What Goes Around Comes Around: “360”

One thing we’ve learned in the era of COVID is that we’re all in this together. Particularly as we return to international travel, we’re re-discovering (via transmitted infections that are now running rampant around the globe) that, in the famous words of John Donne, no man is an island. That’s one of many thoughts that came to me in the wake of watching Fernando Meirelles’ 2011 film, 360. This structurally ambitious drama (it’s not for nothing that Meirelles once studied to be an architect) was written by the eminent Peter Morgan, best known for such royal projects as The Queen, The Crown, and The Last King of Scotland. Critics and audiences were not charmed by 360, and I can understand how the film’s intricacies will seem to some overly calculated. But my late-night viewing of this unheralded film left me with much to mull over.

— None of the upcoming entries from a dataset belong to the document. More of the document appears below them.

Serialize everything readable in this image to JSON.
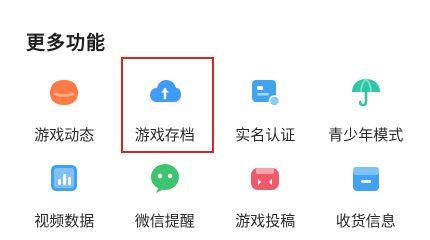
{
  "section": {
    "title": "更多功能"
  },
  "features": [
    {
      "label": "游戏动态",
      "icon": "game-news-icon",
      "color": "#ff7a45"
    },
    {
      "label": "游戏存档",
      "icon": "cloud-save-icon",
      "color": "#3f9bf5"
    },
    {
      "label": "实名认证",
      "icon": "id-card-icon",
      "color": "#41a4f0"
    },
    {
      "label": "青少年模式",
      "icon": "umbrella-icon",
      "color": "#2cc8a7"
    },
    {
      "label": "视频数据",
      "icon": "video-data-icon",
      "color": "#3fa2f3"
    },
    {
      "label": "微信提醒",
      "icon": "wechat-bubble-icon",
      "color": "#3cc56d"
    },
    {
      "label": "游戏投稿",
      "icon": "gamepad-icon",
      "color": "#ef5a6a"
    },
    {
      "label": "收货信息",
      "icon": "delivery-box-icon",
      "color": "#3fa2f3"
    }
  ],
  "highlight": {
    "target": "游戏存档",
    "color": "#d52525"
  }
}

 In some obvious ways, 360 owes a debt to Arthur Schnitzler’s notorious 1897 play, La Ronde. Schnitzler broke international taboos by depicting diverse pairs of lovers (a soldier, a housemaid, a young gentleman, and so on) before or after coitus. One of the pair in each scene moves on to another tryst in the next, hinting that sexuality knows no boundaries of class and economic status Eventually we come full circle, with the prostitute-character from the very first scene bedding the nobleman introduced near the end.  (Schnitzler does not concern himself with relationships transcending conventional gender roles, but his play outraged audiences of his own day and led to attacks on his character and his ethnicity.)

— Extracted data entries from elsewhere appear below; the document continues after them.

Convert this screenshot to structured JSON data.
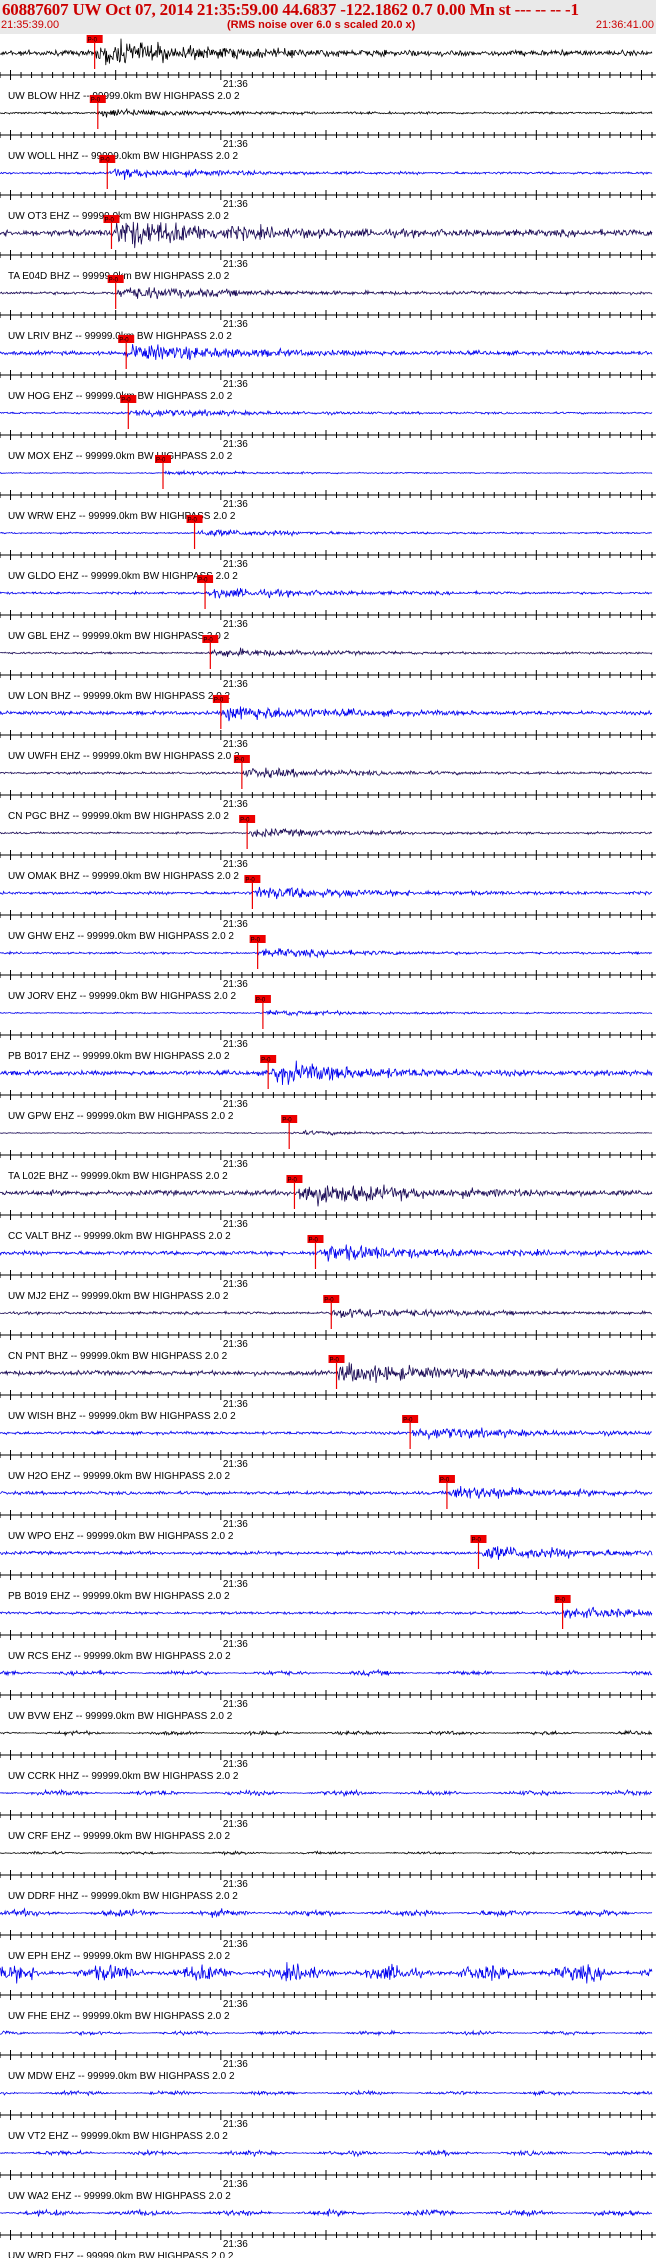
{
  "header": {
    "title": "60887607 UW Oct 07, 2014 21:35:59.00   44.6837 -122.1862  0.7 0.00 Mn st --- -- -- -1",
    "time_start": "21:35:39.00",
    "noise_note": "(RMS noise over 6.0 s scaled 20.0 x)",
    "time_end": "21:36:41.00"
  },
  "colors": {
    "title": "#cc0000",
    "trace_black": "#000000",
    "trace_blue": "#0000ee",
    "trace_purple": "#1a0a55",
    "pick": "#ee0000",
    "header_bg": "#e9e9e9"
  },
  "chart_data": {
    "type": "line",
    "description_units": "time axis in seconds after 21:35:39.00",
    "x_range_seconds": [
      0,
      62
    ],
    "minute_mark": "21:36",
    "minute_mark_seconds": 21,
    "channel_suffix": "-- 99999.0km BW  HIGHPASS  2.0  2",
    "channels": [
      {
        "name": "UW BLOW HHZ",
        "color": "black",
        "amplitude": 0.85,
        "pick_s": 9.0,
        "pick_label": "P-0"
      },
      {
        "name": "UW WOLL HHZ",
        "color": "black",
        "amplitude": 0.3,
        "pick_s": 9.3,
        "pick_label": "P-0"
      },
      {
        "name": "UW OT3 EHZ",
        "color": "blue",
        "amplitude": 0.35,
        "pick_s": 10.2,
        "pick_label": "P-0"
      },
      {
        "name": "TA E04D BHZ",
        "color": "purple",
        "amplitude": 1.0,
        "pick_s": 10.6,
        "pick_label": "P-0"
      },
      {
        "name": "UW LRIV BHZ",
        "color": "purple",
        "amplitude": 0.45,
        "pick_s": 11.0,
        "pick_label": "P-0"
      },
      {
        "name": "UW HOG EHZ",
        "color": "blue",
        "amplitude": 0.6,
        "pick_s": 12.0,
        "pick_label": "P-0"
      },
      {
        "name": "UW MOX EHZ",
        "color": "blue",
        "amplitude": 0.3,
        "pick_s": 12.2,
        "pick_label": "P-0"
      },
      {
        "name": "UW WRW EHZ",
        "color": "blue",
        "amplitude": 0.15,
        "pick_s": 15.5,
        "pick_label": "P-0"
      },
      {
        "name": "UW GLDO EHZ",
        "color": "blue",
        "amplitude": 0.25,
        "pick_s": 18.5,
        "pick_label": "P-0"
      },
      {
        "name": "UW GBL EHZ",
        "color": "blue",
        "amplitude": 0.35,
        "pick_s": 19.5,
        "pick_label": "P-0"
      },
      {
        "name": "UW LON BHZ",
        "color": "purple",
        "amplitude": 0.3,
        "pick_s": 20.0,
        "pick_label": "P-0"
      },
      {
        "name": "UW UWFH EHZ",
        "color": "blue",
        "amplitude": 0.55,
        "pick_s": 21.0,
        "pick_label": "P-0"
      },
      {
        "name": "CN PGC BHZ",
        "color": "purple",
        "amplitude": 0.35,
        "pick_s": 23.0,
        "pick_label": "P-0"
      },
      {
        "name": "UW OMAK BHZ",
        "color": "purple",
        "amplitude": 0.3,
        "pick_s": 23.5,
        "pick_label": "P-0"
      },
      {
        "name": "UW GHW EHZ",
        "color": "blue",
        "amplitude": 0.45,
        "pick_s": 24.0,
        "pick_label": "P-0"
      },
      {
        "name": "UW JORV EHZ",
        "color": "blue",
        "amplitude": 0.3,
        "pick_s": 24.5,
        "pick_label": "P-0"
      },
      {
        "name": "PB B017 EHZ",
        "color": "blue",
        "amplitude": 0.2,
        "pick_s": 25.0,
        "pick_label": "P-0"
      },
      {
        "name": "UW GPW EHZ",
        "color": "blue",
        "amplitude": 0.7,
        "pick_s": 25.5,
        "pick_label": "P-0"
      },
      {
        "name": "TA L02E BHZ",
        "color": "purple",
        "amplitude": 0.15,
        "pick_s": 27.5,
        "pick_label": "P-0"
      },
      {
        "name": "CC VALT BHZ",
        "color": "purple",
        "amplitude": 0.8,
        "pick_s": 28.0,
        "pick_label": "P-0"
      },
      {
        "name": "UW MJ2 EHZ",
        "color": "blue",
        "amplitude": 0.6,
        "pick_s": 30.0,
        "pick_label": "P-0"
      },
      {
        "name": "CN PNT BHZ",
        "color": "purple",
        "amplitude": 0.4,
        "pick_s": 31.5,
        "pick_label": "P-0"
      },
      {
        "name": "UW WISH BHZ",
        "color": "purple",
        "amplitude": 0.7,
        "pick_s": 32.0,
        "pick_label": "P-0"
      },
      {
        "name": "UW H2O EHZ",
        "color": "blue",
        "amplitude": 0.45,
        "pick_s": 39.0,
        "pick_label": "P-0"
      },
      {
        "name": "UW WPO EHZ",
        "color": "blue",
        "amplitude": 0.5,
        "pick_s": 42.5,
        "pick_label": "P-0"
      },
      {
        "name": "PB B019 EHZ",
        "color": "blue",
        "amplitude": 0.5,
        "pick_s": 45.5,
        "pick_label": "P-0"
      },
      {
        "name": "UW RCS EHZ",
        "color": "blue",
        "amplitude": 0.4,
        "pick_s": 53.5,
        "pick_label": "P-0"
      },
      {
        "name": "UW BVW EHZ",
        "color": "blue",
        "amplitude": 0.25,
        "pick_s": null,
        "pick_label": ""
      },
      {
        "name": "UW CCRK HHZ",
        "color": "black",
        "amplitude": 0.2,
        "pick_s": null,
        "pick_label": ""
      },
      {
        "name": "UW CRF EHZ",
        "color": "blue",
        "amplitude": 0.25,
        "pick_s": null,
        "pick_label": ""
      },
      {
        "name": "UW DDRF HHZ",
        "color": "black",
        "amplitude": 0.15,
        "pick_s": null,
        "pick_label": ""
      },
      {
        "name": "UW EPH EHZ",
        "color": "blue",
        "amplitude": 0.35,
        "pick_s": null,
        "pick_label": ""
      },
      {
        "name": "UW FHE EHZ",
        "color": "blue",
        "amplitude": 0.8,
        "pick_s": null,
        "pick_label": ""
      },
      {
        "name": "UW MDW EHZ",
        "color": "blue",
        "amplitude": 0.2,
        "pick_s": null,
        "pick_label": ""
      },
      {
        "name": "UW VT2 EHZ",
        "color": "blue",
        "amplitude": 0.2,
        "pick_s": null,
        "pick_label": ""
      },
      {
        "name": "UW WA2 EHZ",
        "color": "blue",
        "amplitude": 0.25,
        "pick_s": null,
        "pick_label": ""
      },
      {
        "name": "UW WRD EHZ",
        "color": "blue",
        "amplitude": 0.3,
        "pick_s": null,
        "pick_label": ""
      }
    ]
  }
}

 In 360, too, many of the interlocking relationships are based on sex, but characters are considerably more complicated. As in: the British familyman played by Jude Law, while on a business trip to Vienna,  has nervously set up an assignation with an ambitious would-be prostitute from Slovakia. By chance it doesn’t happen,  but she re-enters the film much later, making a killing (so to speak) as part of a scheme to rob a ruthless gangster-type. Obviously, part of the film’s point is that you never know what will happen when you intersect with other human beings. Sometimes, in fact, great things may come to pass, if you’re only brave enough to seize the day. (Says one newly-emboldened character, “If you see a fork in the road, take it.”) On the other hand, audacity can also lead to tragedy. One memorable strand involves a young Brazilian (Maria Flor) living in London. Fleeing her two-timing lover, she boards a plane to fly home, meeting on the way a  wistful old Brit (Anthony Hopkins) searching for his long-lost daughter. Their brief encounter is enlivening to both of them, but an unexpected weather delay in the Denver airport puts her in the path of a convicted sex offender (Ben Foster) who’s desperately trying to control his illicit desires, at the same time that she’s experimenting with carefree hedonism.

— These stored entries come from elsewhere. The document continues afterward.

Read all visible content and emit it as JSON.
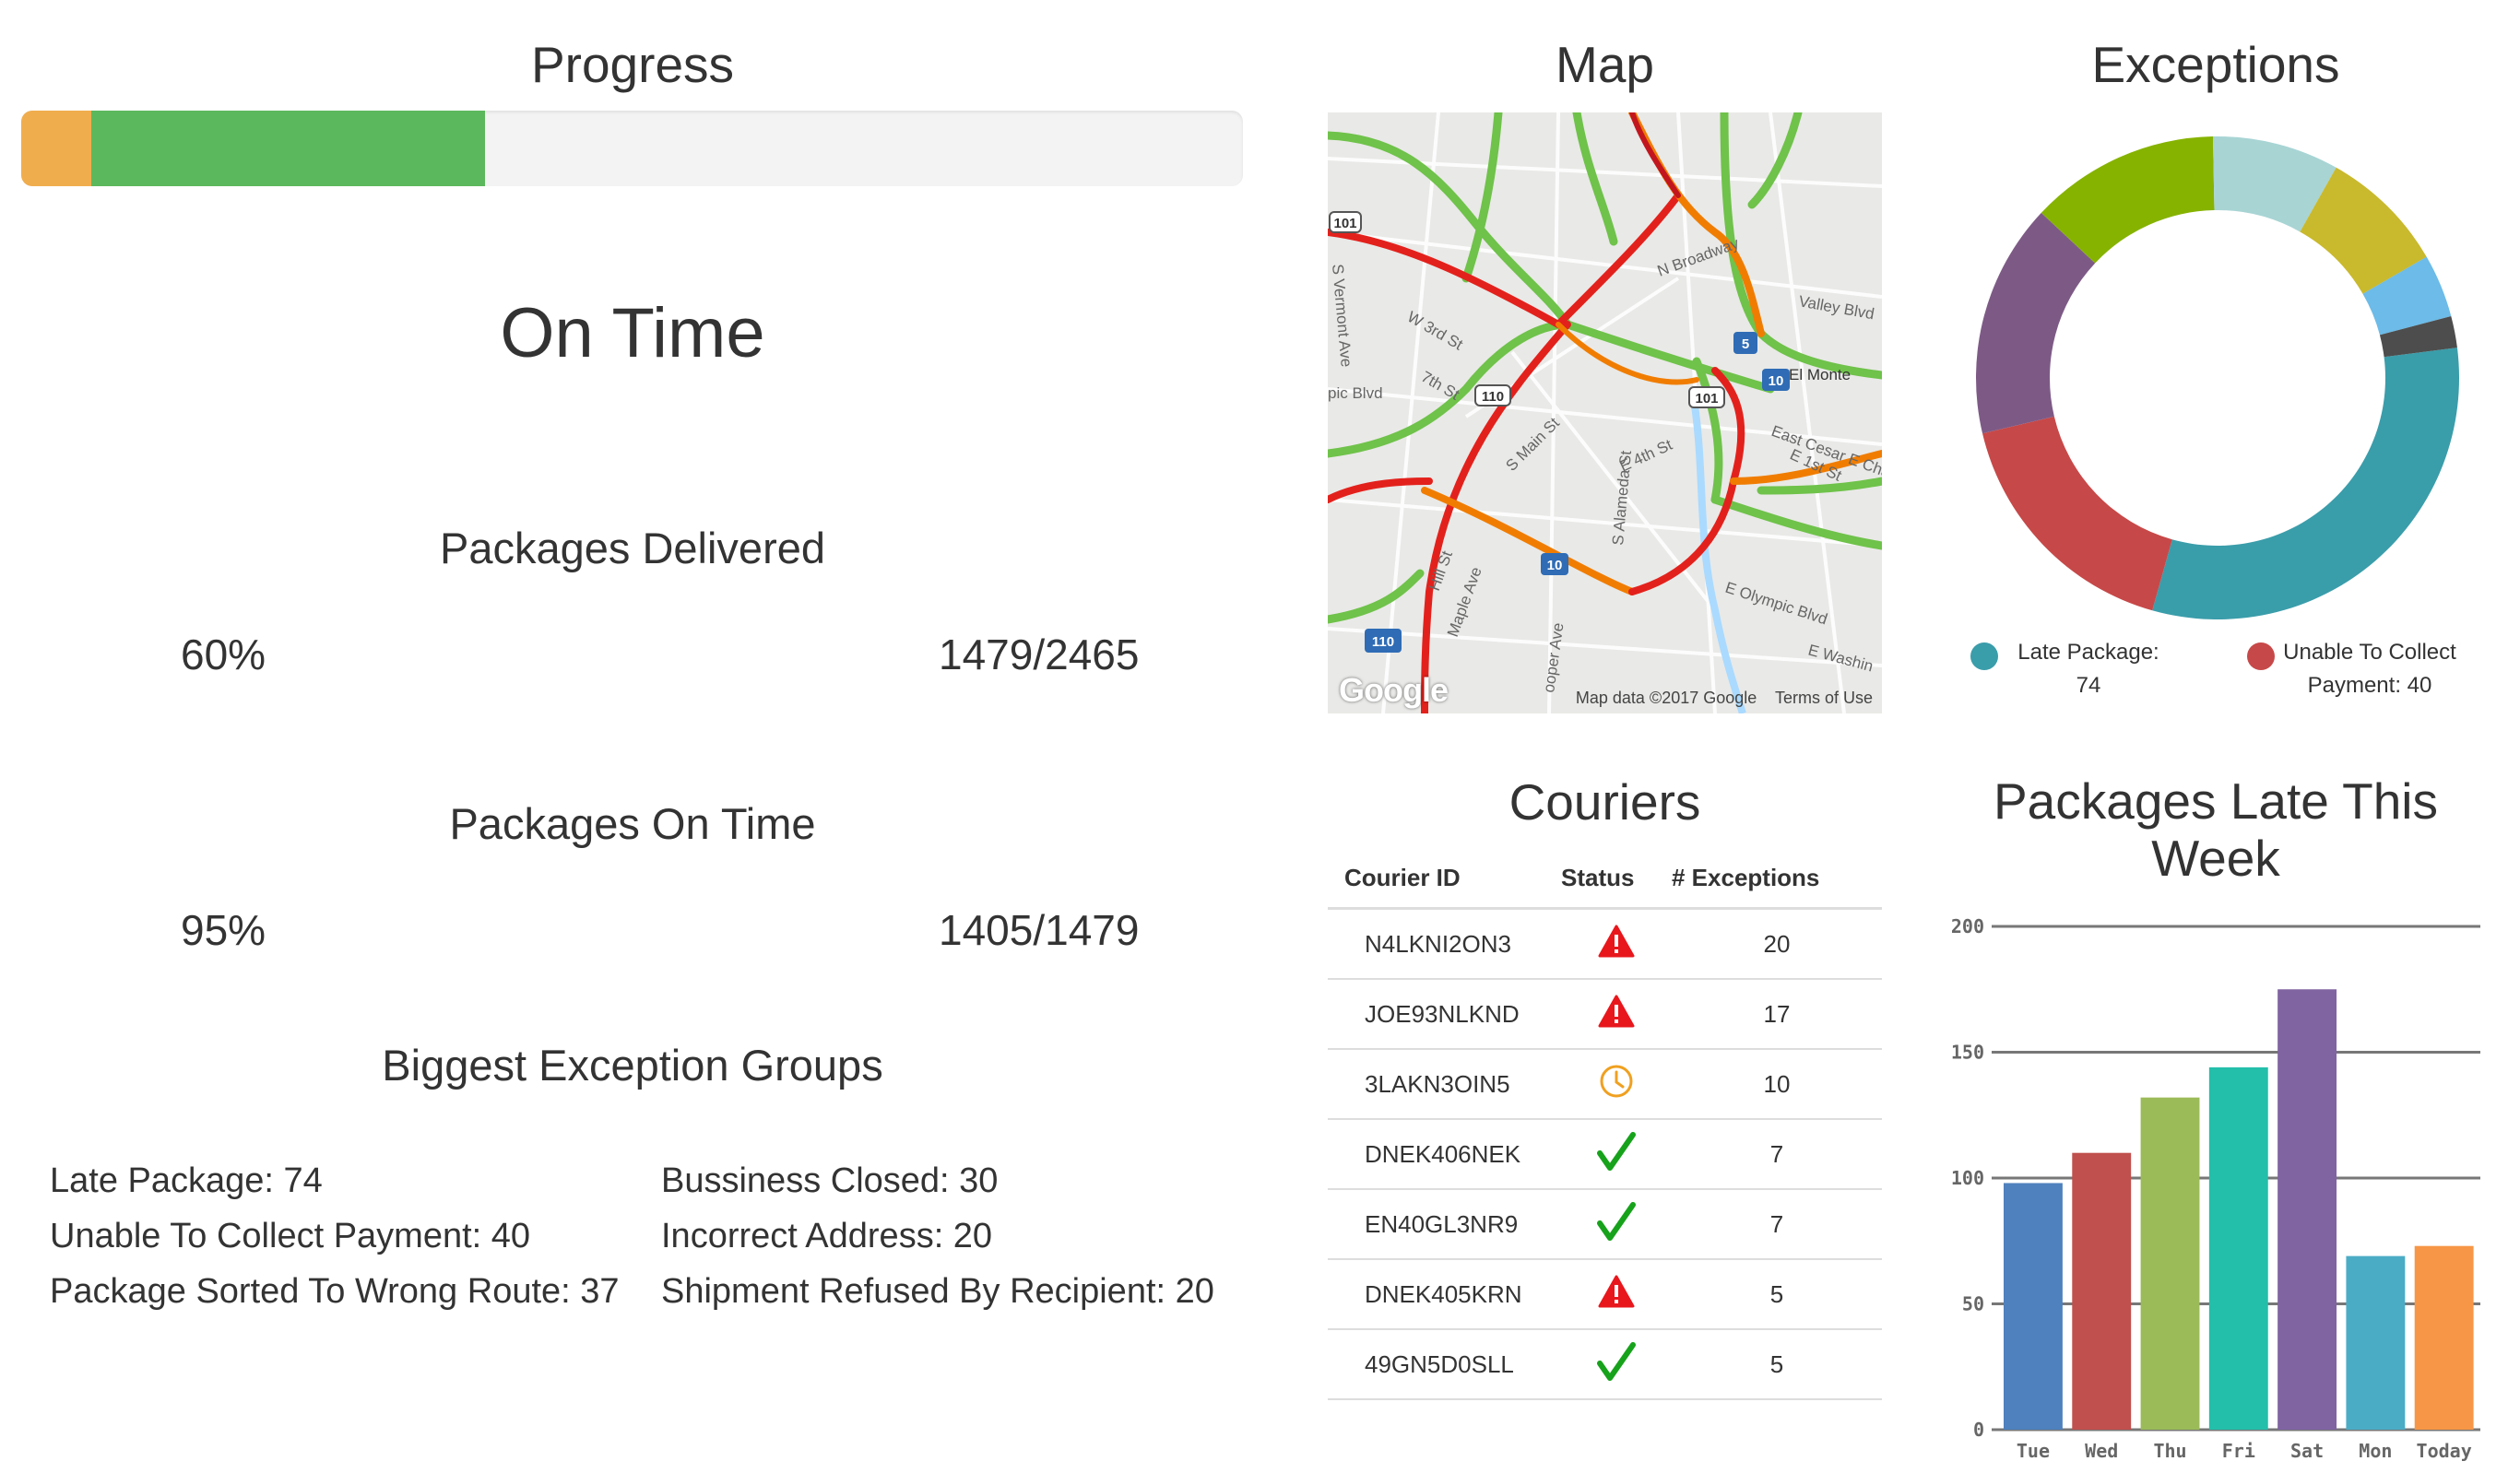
{
  "progress": {
    "title": "Progress",
    "segments": [
      {
        "name": "late",
        "color": "#f0ad4e",
        "percent": 5.7
      },
      {
        "name": "on-time",
        "color": "#5cb85c",
        "percent": 32.3
      }
    ],
    "status": "On Time"
  },
  "packages_delivered": {
    "title": "Packages Delivered",
    "percent": "60%",
    "count": "1479/2465"
  },
  "packages_on_time": {
    "title": "Packages On Time",
    "percent": "95%",
    "count": "1405/1479"
  },
  "exception_groups": {
    "title": "Biggest Exception Groups",
    "items": [
      "Late Package: 74",
      "Unable To Collect Payment: 40",
      "Package Sorted To Wrong Route: 37",
      "Bussiness Closed: 30",
      "Incorrect Address: 20",
      "Shipment Refused By Recipient: 20"
    ]
  },
  "map": {
    "title": "Map",
    "logo": "Google",
    "attribution": "Map data ©2017 Google",
    "terms": "Terms of Use",
    "labels": [
      "N Broadway",
      "Valley Blvd",
      "W 3rd St",
      "7th St",
      "S Main St",
      "E 4th St",
      "El Monte",
      "East Cesar E Cha",
      "E 1st St",
      "E Olympic Blvd",
      "E Washin",
      "Hill St",
      "Maple Ave",
      "S Alameda St",
      "ooper Ave",
      "pic Blvd",
      "S Vermont Ave"
    ],
    "shields": [
      "101",
      "110",
      "101",
      "5",
      "10",
      "10",
      "110"
    ]
  },
  "exceptions_chart": {
    "title": "Exceptions",
    "legend": [
      {
        "label": "Late Package:",
        "value": "74",
        "color": "#3a9daa"
      },
      {
        "label": "Unable To Collect Payment:",
        "value": "40",
        "color": "#c74848"
      }
    ]
  },
  "couriers": {
    "title": "Couriers",
    "headers": [
      "Courier ID",
      "Status",
      "# Exceptions"
    ],
    "rows": [
      {
        "id": "N4LKNI2ON3",
        "status": "alert",
        "exceptions": "20"
      },
      {
        "id": "JOE93NLKND",
        "status": "alert",
        "exceptions": "17"
      },
      {
        "id": "3LAKN3OIN5",
        "status": "clock",
        "exceptions": "10"
      },
      {
        "id": "DNEK406NEK",
        "status": "ok",
        "exceptions": "7"
      },
      {
        "id": "EN40GL3NR9",
        "status": "ok",
        "exceptions": "7"
      },
      {
        "id": "DNEK405KRN",
        "status": "alert",
        "exceptions": "5"
      },
      {
        "id": "49GN5D0SLL",
        "status": "ok",
        "exceptions": "5"
      }
    ]
  },
  "late_week": {
    "title_line1": "Packages Late This",
    "title_line2": "Week"
  },
  "chart_data": [
    {
      "type": "pie",
      "title": "Exceptions",
      "slices": [
        {
          "name": "Late Package",
          "value": 74,
          "color": "#3a9daa"
        },
        {
          "name": "Unable To Collect Payment",
          "value": 40,
          "color": "#c74848"
        },
        {
          "name": "",
          "value": 37,
          "color": "#7d5a86"
        },
        {
          "name": "",
          "value": 30,
          "color": "#86b300"
        },
        {
          "name": "",
          "value": 20,
          "color": "#a8d4d4"
        },
        {
          "name": "",
          "value": 20,
          "color": "#c9b92d"
        },
        {
          "name": "",
          "value": 10,
          "color": "#6cbbe8"
        },
        {
          "name": "",
          "value": 5,
          "color": "#4d4d4d"
        }
      ]
    },
    {
      "type": "bar",
      "title": "Packages Late This Week",
      "categories": [
        "Tue",
        "Wed",
        "Thu",
        "Fri",
        "Sat",
        "Mon",
        "Today"
      ],
      "values": [
        98,
        110,
        132,
        144,
        175,
        69,
        73
      ],
      "colors": [
        "#4e81bd",
        "#c0504d",
        "#9bbb59",
        "#23bfaa",
        "#8064a2",
        "#4bacc6",
        "#f79646"
      ],
      "yticks": [
        "0",
        "50",
        "100",
        "150",
        "200"
      ],
      "ylim": [
        0,
        200
      ],
      "xlabel": "",
      "ylabel": ""
    }
  ]
}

 The production leans hard on a stellar international cast speaking a babel of diverse tongues. (Several of the characters are tied together by their serious struggles to learn English.)  360 was shot on location in Britain, France, Austria, and elsewhere, suggesting the degree to which our world has shrunk due to airline travel. Stylistically, Meirelles does wonderful things with glass panels and reflecting surfaces. In diverging from Schnitzler’s La Ronde, it feels modern in both its story and in its film aesthetic. I could pick it apart, but why do that? Frankly, I do not want to spoil my memories of a splendid diversion from my own humdrum summer days.